Bill Gross may be nasty, but returns have been great: "PIMCO showdown” reporter

Wall Street Journal special writer Greg Zuckerman’s piece about the showdown at the world’s biggest bond firm, PIMCO, is still generating big reactions. Zuckerman delved into why CEO and co-CIO Mohamed El-Erian’s left the firm last month and Zuckerman revealed unflaterring details about PIMCO co-founder and CIO Bill Gross (he compares himself to the famed thoroughbred "Secretariat" and discourages employees from making eye contact with him, especially in the morning).

Zuckerman joins us in the video above to address all of the responses to his story.

Gross responded to Zuckerman's story in a CNBC interview Tuesday, saying he thinks the article's reporting on PIMCO's "autocratic style" and Gross's conflict with El-Erian is "overblown." Of the article's message that Gross needs to share more of the power, he points to a plan they came up with before El-Erian's departure, to share responsibility with six deputy CIOs.

Zuckerman says on paper the plan makes sense, but PIMCO insiders he's interviewed are skeptical Gross will share power.

Meanwhile, pundits have weighed in.

Felix Salmon makes the argument that PIMCO's clients are fixed income investors, meaning they’re conservative. They hate unnecessary risks like, say, putting "billions in the hands of a cantankerous old man who always thinks that he’s right and that everybody else is wrong." Salmon writes that the "only way to save PIMCO is for Gross to leave the firm entirely."
 
Others have come out in defense of Gross. A Bloomberg View piece argues institutional investors hire PIMCO to run money for them not because they are looking for a safe, conservative steward. They're looking for a manager than can beat benchmarks by betting aggressively, and Bill Gross has been that manager for years.

"It's a bit much to say [Gross] should retire," responds Zuckerman. "Keep in mind the guy still had really good returns and he's got a career of great returns." He may be difficult to work with, he's testy, he can be nasty, Zuckerman adds, but the returns have been great.

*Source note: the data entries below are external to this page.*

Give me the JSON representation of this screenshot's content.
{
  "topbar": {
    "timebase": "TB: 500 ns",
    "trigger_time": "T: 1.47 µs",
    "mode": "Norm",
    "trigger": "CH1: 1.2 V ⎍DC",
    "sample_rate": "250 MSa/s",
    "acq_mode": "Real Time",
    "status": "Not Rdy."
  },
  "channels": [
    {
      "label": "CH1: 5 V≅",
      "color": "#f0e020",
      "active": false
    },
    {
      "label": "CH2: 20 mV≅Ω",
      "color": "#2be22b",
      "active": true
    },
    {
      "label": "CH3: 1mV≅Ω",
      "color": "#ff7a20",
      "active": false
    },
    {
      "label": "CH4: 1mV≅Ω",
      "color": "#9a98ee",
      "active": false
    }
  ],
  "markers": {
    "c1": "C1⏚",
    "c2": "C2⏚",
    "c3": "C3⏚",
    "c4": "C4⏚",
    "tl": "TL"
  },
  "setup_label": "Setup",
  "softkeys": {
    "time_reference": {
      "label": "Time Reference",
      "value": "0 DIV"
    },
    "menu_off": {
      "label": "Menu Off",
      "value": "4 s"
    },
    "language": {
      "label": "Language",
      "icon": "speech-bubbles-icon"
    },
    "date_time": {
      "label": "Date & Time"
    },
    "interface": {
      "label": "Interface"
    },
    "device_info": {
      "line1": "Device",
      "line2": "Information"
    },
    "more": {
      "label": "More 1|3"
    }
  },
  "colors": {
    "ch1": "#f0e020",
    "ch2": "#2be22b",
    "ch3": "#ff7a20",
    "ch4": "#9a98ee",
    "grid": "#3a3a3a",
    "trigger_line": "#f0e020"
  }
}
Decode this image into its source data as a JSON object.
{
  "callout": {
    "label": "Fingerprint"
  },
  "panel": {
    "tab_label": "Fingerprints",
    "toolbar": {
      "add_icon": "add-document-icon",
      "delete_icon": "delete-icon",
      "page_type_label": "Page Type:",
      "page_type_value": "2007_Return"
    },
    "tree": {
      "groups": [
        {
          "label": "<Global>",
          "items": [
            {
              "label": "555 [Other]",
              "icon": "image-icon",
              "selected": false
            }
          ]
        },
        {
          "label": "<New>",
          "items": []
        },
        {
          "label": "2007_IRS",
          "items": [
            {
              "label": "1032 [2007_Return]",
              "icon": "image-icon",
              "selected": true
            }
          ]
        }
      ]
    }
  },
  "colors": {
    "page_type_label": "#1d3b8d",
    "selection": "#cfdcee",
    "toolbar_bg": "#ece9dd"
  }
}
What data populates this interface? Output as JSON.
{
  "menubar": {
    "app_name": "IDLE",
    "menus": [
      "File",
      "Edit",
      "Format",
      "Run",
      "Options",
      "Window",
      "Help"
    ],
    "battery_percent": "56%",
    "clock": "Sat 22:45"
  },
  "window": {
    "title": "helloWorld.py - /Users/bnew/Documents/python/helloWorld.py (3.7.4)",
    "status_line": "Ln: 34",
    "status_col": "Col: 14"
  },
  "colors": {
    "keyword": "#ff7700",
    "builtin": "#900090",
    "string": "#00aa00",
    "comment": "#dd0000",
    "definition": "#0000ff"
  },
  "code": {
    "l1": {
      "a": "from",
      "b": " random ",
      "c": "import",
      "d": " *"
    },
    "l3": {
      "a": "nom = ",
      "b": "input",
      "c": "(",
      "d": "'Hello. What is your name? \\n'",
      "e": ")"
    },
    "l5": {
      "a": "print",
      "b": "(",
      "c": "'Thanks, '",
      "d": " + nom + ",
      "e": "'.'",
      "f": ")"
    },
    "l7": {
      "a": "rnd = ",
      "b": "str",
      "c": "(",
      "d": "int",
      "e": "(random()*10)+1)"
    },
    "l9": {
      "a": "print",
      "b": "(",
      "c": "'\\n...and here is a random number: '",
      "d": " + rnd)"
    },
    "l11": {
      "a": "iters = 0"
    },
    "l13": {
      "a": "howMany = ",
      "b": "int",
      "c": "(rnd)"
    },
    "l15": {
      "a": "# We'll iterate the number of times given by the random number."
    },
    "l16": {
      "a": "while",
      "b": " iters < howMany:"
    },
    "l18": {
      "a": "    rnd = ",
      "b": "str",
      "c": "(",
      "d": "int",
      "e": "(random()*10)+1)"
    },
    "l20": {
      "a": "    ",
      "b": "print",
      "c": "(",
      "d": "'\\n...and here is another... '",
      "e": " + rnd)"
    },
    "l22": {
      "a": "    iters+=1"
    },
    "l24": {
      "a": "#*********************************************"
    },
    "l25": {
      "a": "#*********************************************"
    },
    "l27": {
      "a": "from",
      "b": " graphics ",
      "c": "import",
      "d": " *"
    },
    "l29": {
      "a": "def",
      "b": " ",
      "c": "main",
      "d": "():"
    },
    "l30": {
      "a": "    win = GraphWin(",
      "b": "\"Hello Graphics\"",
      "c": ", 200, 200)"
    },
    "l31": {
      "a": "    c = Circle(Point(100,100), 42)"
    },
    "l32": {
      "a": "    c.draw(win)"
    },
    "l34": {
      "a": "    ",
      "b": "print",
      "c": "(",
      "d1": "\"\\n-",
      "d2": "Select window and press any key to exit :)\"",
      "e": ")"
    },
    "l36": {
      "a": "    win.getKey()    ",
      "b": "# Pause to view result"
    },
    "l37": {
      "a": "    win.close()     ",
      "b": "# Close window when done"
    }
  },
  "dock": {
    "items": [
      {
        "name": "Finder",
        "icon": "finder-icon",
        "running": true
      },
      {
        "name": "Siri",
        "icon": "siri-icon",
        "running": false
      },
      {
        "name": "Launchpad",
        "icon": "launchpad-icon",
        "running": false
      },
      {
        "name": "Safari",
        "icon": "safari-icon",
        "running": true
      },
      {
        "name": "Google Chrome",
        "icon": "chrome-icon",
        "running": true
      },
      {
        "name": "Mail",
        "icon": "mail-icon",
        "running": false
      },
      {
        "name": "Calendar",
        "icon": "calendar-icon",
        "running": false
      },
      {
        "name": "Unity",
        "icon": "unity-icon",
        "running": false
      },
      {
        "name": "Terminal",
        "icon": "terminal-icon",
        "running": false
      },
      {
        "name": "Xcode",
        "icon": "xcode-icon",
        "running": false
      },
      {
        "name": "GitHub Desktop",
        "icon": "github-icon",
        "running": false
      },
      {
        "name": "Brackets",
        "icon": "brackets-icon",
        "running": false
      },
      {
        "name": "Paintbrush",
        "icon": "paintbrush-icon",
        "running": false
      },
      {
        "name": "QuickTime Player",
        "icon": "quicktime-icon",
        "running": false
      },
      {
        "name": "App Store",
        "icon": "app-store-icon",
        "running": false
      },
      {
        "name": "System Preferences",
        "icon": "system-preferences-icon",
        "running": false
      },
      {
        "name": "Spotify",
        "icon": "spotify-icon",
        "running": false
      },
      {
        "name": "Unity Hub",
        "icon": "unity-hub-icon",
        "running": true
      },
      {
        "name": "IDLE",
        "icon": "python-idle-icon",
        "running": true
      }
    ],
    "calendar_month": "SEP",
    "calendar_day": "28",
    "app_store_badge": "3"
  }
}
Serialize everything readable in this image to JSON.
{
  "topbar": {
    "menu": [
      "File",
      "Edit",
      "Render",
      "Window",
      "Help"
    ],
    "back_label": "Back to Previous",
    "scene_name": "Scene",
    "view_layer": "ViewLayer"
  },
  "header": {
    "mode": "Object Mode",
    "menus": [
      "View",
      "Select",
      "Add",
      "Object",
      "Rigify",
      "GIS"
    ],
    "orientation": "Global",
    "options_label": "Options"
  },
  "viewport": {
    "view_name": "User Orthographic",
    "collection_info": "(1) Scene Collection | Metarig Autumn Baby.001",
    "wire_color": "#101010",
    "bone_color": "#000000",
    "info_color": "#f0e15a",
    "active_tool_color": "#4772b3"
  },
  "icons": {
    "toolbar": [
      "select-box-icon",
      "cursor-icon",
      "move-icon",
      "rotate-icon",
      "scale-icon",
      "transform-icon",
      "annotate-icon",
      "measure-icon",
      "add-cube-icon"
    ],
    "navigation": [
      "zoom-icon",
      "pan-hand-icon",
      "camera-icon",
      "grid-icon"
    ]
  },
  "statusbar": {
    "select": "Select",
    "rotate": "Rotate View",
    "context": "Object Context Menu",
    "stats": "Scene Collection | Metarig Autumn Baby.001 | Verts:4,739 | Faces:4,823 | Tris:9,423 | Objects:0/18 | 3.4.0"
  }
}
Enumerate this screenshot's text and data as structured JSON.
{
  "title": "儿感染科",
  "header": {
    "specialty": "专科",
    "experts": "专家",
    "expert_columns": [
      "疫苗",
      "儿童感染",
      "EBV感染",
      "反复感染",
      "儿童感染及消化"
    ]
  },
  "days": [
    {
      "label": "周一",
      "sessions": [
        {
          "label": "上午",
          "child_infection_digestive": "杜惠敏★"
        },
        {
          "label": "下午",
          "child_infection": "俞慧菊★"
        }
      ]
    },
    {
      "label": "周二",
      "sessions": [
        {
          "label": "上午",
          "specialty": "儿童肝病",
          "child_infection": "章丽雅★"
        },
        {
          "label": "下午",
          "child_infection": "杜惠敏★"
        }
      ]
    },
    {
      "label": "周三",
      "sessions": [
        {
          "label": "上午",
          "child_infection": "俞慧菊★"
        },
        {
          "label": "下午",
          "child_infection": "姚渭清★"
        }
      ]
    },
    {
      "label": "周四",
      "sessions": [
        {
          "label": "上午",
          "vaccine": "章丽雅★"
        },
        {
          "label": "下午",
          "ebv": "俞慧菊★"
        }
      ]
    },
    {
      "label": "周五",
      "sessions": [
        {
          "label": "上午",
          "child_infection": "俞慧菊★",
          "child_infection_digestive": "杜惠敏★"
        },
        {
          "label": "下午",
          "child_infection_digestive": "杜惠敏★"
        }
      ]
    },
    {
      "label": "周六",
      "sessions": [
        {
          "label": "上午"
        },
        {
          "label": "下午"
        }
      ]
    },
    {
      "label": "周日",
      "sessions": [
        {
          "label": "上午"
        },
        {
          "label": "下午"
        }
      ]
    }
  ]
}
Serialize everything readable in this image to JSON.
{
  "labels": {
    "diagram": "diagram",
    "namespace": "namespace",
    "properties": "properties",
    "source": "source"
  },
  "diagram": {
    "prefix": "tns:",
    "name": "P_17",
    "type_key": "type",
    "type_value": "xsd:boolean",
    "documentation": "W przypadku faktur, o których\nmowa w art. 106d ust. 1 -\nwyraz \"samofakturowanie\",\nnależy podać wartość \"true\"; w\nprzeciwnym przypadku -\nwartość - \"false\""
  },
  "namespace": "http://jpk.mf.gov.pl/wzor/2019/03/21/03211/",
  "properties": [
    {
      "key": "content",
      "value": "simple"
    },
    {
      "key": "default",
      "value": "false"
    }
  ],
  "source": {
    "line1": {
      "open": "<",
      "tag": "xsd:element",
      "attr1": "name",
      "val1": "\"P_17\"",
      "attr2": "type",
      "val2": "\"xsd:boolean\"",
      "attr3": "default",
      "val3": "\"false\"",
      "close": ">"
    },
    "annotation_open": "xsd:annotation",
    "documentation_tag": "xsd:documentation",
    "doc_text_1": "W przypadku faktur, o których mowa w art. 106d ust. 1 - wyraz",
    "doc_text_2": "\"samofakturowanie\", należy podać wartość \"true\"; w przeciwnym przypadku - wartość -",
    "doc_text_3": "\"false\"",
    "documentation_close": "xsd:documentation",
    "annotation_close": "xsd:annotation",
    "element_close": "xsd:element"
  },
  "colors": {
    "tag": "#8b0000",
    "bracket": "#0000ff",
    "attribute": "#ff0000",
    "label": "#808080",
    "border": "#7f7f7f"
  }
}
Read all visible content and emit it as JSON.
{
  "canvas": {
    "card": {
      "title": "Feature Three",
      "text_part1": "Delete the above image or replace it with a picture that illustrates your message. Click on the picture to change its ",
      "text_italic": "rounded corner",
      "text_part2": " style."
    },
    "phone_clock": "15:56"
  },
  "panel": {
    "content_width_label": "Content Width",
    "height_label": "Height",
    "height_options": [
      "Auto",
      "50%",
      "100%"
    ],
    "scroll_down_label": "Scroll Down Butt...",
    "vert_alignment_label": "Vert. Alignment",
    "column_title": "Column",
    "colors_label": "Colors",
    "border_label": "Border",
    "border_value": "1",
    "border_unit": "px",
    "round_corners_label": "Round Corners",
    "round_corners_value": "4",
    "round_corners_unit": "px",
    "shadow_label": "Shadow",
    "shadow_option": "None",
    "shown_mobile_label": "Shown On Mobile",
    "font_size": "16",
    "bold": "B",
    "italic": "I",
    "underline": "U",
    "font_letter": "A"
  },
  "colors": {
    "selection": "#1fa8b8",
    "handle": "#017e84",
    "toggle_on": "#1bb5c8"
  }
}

Others have weighed in that successful businessmen tend to be eccentric characters. Venture capitalist Marc Andreessen echoed that sentiment, writing on Twitter: "So I read this story and I literally think to myself, boy, that sounds like Apple, Oracle, Intel, Cisco, Google, Amazon, and Microsoft." In other words, this type of behavior is present at many massively successful companies.

Zuckerman calls for a plan where Gross can groom a new heir apparent and move to share power as the recipe to keep PIMCO a successful firm.